Она глянула на меня поверх кружки — долгим взглядом, в котором не было ни вопроса, ни обиды, а было ровно то, на чём стоял наш дом.

— А чего спрашивать-то. — Она пожала плечами. — Спрашивают, когда боятся ответа. А я твой ответ с самого начала знала, он у тебя на лице написан был, ещё в семьдесят девятом: что бы там с тобой ни случилось — ты к нам пришёл насовсем. Остальное, Паш, подробности. Подробности я и не спрашиваю — мало ли их у человека.

Последним в этот вечер я записал не своё — услышанное днём у весовой, где Кузьмич объяснял что-то молодому шофёру из Полынина. Шофёр спросил старика, повезёт ли с погодой на тот год. Кузьмич ответил, не оборачиваясь, своим обычным голосом, каким сообщают, что вода мокрая:

— На тот год не знаю. А ты сей так, будто не повезёт, — тогда и повезёт.

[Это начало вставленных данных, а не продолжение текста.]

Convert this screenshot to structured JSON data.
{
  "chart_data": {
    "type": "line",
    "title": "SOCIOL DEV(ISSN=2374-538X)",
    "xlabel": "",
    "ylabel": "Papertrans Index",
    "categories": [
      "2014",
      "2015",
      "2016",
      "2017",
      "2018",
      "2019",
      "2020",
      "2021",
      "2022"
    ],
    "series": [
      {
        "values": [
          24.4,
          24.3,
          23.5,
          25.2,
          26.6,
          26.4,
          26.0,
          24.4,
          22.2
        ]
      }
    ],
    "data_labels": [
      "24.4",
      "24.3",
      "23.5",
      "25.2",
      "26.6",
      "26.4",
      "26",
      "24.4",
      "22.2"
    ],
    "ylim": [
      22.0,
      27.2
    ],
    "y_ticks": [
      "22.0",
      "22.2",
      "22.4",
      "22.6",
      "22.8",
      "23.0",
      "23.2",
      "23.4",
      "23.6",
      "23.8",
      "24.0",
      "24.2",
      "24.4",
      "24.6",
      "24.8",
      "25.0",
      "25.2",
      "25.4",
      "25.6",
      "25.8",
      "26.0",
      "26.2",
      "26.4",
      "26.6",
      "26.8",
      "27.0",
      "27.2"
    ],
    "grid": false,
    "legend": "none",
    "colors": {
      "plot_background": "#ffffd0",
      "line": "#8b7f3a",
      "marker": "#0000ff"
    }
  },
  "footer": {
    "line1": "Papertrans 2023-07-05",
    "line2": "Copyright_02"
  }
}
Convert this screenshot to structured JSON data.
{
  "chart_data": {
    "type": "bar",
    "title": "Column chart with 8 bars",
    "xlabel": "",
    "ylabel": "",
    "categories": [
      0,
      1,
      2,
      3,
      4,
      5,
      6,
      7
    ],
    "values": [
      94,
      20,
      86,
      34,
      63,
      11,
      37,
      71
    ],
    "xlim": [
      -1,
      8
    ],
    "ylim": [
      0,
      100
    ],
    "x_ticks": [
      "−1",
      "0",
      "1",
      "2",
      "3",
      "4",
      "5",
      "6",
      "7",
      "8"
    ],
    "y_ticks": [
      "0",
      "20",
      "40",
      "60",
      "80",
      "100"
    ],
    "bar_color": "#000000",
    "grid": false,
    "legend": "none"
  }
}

Я записал эту фразу дословно, закрыл блокнот и долго сидел, не зажигая света. За окном лежала деревня — тёмная, в редких огнях, готовая к зиме. Где-то там, за две тысячи вёрст к югу, ещё стояла в горах армия, которой через три месяца предстояло уйти домой по мосту через Аму-Дарью. Где-то в Москве уже писались бумаги, которых я боялся больше любых статей. Время большой истории подступало к нашему порогу вплотную — я слышал его шаги так ясно, как слышал когда-то шаги санитарки в палате, где начиналась эта жизнь.

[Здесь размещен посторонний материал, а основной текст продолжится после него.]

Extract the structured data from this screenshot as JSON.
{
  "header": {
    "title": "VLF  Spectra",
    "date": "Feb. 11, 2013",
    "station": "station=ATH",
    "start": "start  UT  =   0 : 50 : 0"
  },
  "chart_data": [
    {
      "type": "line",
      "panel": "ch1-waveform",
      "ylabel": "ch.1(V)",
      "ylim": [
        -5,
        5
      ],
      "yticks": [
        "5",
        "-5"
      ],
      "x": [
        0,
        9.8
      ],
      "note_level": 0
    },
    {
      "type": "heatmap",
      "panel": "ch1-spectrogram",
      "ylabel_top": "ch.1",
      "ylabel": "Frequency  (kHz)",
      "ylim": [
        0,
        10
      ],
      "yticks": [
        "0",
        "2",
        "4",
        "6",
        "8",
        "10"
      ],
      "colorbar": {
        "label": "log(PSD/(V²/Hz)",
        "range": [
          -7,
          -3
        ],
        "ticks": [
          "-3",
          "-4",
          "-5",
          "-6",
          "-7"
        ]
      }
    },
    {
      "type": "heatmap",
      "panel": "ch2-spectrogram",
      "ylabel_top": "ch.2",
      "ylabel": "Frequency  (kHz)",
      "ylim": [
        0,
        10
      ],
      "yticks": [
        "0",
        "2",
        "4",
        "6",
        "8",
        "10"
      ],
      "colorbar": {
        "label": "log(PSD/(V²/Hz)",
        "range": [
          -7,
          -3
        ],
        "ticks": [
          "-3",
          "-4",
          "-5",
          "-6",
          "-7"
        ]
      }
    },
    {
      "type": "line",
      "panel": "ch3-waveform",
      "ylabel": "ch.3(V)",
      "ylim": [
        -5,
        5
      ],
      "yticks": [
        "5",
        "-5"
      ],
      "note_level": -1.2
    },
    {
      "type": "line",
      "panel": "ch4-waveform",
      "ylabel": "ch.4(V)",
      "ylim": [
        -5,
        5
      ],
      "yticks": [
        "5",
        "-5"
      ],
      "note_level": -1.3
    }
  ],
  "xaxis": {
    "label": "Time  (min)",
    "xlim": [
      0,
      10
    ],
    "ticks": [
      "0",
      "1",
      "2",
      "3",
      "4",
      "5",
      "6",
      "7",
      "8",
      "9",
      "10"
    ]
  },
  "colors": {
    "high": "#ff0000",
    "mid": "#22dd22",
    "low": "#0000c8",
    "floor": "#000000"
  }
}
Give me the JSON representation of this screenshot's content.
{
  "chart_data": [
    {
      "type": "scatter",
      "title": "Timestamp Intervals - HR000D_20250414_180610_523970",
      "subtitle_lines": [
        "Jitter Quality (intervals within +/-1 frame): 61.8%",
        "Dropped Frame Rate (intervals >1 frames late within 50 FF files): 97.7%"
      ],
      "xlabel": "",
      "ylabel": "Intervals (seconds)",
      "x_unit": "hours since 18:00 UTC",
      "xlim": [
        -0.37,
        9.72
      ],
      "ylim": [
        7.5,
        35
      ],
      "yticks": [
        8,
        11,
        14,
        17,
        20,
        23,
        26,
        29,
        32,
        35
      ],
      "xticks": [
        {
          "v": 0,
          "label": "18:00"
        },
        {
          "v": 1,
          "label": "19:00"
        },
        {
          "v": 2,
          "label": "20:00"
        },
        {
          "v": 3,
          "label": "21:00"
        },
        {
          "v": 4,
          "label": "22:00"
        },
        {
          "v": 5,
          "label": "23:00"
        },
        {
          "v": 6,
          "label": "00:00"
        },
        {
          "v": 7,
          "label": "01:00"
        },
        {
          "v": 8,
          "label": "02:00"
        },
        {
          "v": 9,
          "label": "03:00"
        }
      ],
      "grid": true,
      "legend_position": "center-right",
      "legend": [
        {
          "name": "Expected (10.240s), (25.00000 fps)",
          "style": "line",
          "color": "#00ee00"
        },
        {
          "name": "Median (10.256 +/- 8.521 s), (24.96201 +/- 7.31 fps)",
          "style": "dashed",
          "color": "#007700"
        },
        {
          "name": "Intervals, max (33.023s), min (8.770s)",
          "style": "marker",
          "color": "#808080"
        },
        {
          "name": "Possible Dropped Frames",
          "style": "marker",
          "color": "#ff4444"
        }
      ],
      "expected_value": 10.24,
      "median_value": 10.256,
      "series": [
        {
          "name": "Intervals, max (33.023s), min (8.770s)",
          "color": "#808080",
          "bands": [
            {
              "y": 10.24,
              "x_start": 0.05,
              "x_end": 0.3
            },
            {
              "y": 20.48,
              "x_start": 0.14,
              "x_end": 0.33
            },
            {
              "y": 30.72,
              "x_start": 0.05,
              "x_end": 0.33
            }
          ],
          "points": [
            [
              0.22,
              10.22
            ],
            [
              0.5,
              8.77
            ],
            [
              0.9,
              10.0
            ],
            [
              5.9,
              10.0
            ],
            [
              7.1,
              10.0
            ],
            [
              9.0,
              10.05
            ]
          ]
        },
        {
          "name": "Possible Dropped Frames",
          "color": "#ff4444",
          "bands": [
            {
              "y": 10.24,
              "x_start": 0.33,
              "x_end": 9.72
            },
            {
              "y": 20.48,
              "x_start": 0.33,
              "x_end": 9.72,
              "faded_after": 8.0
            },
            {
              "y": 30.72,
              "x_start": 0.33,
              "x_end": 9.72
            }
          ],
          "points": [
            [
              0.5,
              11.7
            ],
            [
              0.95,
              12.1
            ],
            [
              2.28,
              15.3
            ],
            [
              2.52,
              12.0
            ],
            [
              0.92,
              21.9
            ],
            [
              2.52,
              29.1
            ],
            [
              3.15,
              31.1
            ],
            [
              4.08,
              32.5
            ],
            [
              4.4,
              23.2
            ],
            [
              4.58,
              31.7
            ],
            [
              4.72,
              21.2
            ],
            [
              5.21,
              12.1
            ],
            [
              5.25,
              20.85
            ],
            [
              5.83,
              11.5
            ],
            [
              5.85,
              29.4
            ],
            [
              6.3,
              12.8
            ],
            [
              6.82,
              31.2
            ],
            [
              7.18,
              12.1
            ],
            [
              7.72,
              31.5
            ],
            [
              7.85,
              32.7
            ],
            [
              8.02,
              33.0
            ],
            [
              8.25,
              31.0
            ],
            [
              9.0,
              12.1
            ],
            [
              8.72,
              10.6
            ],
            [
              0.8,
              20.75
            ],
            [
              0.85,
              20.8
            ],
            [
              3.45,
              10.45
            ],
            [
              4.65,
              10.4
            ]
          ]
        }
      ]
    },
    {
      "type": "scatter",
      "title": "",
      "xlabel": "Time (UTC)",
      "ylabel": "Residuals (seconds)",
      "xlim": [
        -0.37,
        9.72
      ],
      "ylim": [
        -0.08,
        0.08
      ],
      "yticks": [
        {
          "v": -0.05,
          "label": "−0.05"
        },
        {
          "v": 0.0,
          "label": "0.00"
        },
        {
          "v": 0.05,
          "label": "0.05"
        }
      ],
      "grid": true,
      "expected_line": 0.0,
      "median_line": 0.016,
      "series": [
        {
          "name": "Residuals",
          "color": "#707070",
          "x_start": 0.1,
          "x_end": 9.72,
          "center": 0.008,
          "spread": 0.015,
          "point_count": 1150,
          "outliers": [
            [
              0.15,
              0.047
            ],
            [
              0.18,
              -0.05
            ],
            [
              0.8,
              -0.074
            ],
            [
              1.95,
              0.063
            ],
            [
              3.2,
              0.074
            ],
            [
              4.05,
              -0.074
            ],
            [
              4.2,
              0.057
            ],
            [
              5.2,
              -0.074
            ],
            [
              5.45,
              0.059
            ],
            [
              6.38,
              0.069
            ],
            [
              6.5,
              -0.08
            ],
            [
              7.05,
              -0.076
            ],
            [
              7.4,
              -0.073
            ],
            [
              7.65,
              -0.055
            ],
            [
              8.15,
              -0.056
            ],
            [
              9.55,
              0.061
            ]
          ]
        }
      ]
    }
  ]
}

Но это — дальше. А пока за окном догорал восемьдесят восьмой, год урожая, лучший год этой длинной жизни, и его следовало дожить так, как доживают хорошие дни: не торопя и не оглядываясь.

Сводку за год я подписал утром. В графе «итого» стояла цифра, к которой мы шли десять лет. Подписывая, я поймал страницу на просвет — бумага была обычная, серая, конторская, — и подумал, что вот на таких серых страницах и пишется, если по совести, вся настоящая история: не в столицах — в графах «итого».

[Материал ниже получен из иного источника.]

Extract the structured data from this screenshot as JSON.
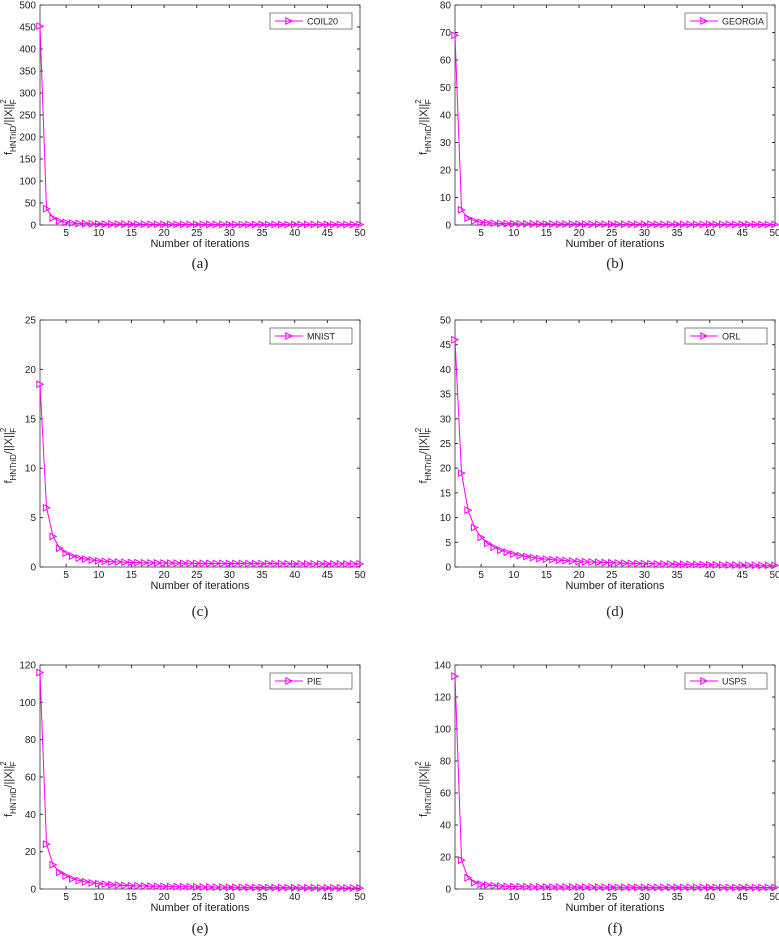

Зинаида Фёдоровна забрала сводку, проверила подпись — она проверяла мою подпись все десять лет, и я надеялся, что будет проверять ещё десять, — и у двери обернулась:

— Павел Васильевич. Я в этой конторе с пятьдесят девятого года. Сводок таких — не подписывала ни разу. И вот что я вам отвечу. — Она поправила очки жестом, который здесь знали все. — Подошьём. А на тот год заведём новую папку. Бумага, она ведь как земля: ей главное, чтоб её не бросали.

Дверь за ней закрылась. За окном правления начинался обычный ноябрьский день — серый, рабочий, с дымами над трубами и грачиным граем над голыми ракитами. Год урожая кончался. Начиналось всё остальное — и оно уже стояло за дверью, перетаптываясь, как поздний гость. Но в это утро, над подписанной сводкой, мы об этом ещё не говорили.